In all likelihood, LLMs will keep improving. They are here to stay and they will become increasingly integrated into our everyday digital tools, further depressing the cost of their use and reducing friction. As far as we can see, the real question is how to shape both the technology itself and its socio-institutional embedding to minimise the risks and maximise the benefits. Tech-bashing and sneering won’t do. Neither will excessive gatekeeping.

It is an understandable instinct for human experts—especially those who find themselves under increasing competitive pressure from the technology—to advocate limiting the LLMs’ use to supervised settings for safety’s sake. That is, human experts wish to be left in charge, with the tech merely providing them with recommendations that can be overruled at will. For some settings, this can indeed be the optimal solution. However, as a client, one should beware of the self-serving element of such advocacy. If human experts remain in total charge, most of LLMs' benefits in accessibility and availability would evaporate. The gatekeepers will benefit, the common users perhaps not so much. Moreover, at some capability level, human input becomes a net negative. In chess, there was a time when AIs could be defeated by AI-empowered humans. Not anymore.

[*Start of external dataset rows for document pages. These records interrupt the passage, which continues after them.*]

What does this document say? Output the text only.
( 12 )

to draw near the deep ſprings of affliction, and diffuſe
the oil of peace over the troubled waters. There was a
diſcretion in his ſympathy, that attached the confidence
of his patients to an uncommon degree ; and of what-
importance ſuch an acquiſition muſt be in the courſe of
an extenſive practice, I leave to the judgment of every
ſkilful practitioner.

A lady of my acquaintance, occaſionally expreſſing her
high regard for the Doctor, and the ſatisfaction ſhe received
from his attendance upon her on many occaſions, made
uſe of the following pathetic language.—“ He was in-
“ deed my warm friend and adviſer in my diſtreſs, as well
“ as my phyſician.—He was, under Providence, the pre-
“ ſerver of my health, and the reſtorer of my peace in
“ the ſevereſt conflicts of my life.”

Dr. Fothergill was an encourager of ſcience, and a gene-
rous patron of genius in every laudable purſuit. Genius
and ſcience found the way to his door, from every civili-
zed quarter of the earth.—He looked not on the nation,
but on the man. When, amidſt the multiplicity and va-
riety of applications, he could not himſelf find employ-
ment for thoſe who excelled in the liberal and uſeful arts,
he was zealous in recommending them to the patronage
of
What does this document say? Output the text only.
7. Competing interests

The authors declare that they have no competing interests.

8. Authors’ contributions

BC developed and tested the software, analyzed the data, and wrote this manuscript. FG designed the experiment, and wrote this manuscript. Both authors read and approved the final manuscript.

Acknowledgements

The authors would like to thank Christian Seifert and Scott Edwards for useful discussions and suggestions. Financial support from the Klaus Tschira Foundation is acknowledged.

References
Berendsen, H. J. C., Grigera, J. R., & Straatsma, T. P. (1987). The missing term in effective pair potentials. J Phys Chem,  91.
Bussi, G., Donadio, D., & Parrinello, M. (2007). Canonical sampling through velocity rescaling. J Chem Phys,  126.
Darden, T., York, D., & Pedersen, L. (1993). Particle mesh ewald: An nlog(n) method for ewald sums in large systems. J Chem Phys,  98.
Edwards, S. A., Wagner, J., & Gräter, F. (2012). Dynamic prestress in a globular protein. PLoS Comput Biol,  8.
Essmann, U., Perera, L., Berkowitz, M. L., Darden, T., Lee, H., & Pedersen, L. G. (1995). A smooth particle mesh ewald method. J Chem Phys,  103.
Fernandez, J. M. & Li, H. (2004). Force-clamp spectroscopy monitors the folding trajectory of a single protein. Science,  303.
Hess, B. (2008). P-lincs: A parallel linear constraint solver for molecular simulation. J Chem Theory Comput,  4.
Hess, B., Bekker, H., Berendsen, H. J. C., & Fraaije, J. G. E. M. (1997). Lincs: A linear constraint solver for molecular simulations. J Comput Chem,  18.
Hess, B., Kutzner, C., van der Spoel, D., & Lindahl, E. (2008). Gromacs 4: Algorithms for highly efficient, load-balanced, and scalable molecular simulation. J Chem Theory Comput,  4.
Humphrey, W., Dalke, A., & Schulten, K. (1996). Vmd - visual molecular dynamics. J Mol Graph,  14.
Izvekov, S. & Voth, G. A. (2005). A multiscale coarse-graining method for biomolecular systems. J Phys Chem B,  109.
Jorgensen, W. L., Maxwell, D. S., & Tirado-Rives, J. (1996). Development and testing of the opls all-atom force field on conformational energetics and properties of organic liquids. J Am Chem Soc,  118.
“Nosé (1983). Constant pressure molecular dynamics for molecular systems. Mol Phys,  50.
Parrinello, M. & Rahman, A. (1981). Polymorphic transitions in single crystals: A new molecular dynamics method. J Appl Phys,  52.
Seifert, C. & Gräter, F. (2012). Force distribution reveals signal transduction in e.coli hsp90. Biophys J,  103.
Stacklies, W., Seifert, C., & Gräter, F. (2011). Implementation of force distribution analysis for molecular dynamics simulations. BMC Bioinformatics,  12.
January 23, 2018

We believe that, as elsewhere, experimentation is key. This means continuous experimentation with LLMs’ capabilities and limits thereof, but also experimentation with the institutional architecture that could accommodate the technology. To some extent, such experimentation can be orchestrated rigorously by social scientists and policymakers. However, given the speed of LLM proliferation and capability gains, it will also proceed spontaneously and haphazardly, attempted by individuals and groups, all across the Earth. This provides us with another opportunity to observe and learn that should not be wasted.

One way or another, it is high time we started thinking about how to sail along with the impending wave. It is still early days, but the wave is coming. Complaints about LLMs’ inconsistencies are often justified; arguments for human superiority over machines can be cogent; hopes that the current breakneck pace of capability gains will fizzle out or be reined in by government intervention are relatable. But they also divert too much attention away from what actually needs to be done in terms of preparing for the more-than-likely scenario of LLMs' continued ascent.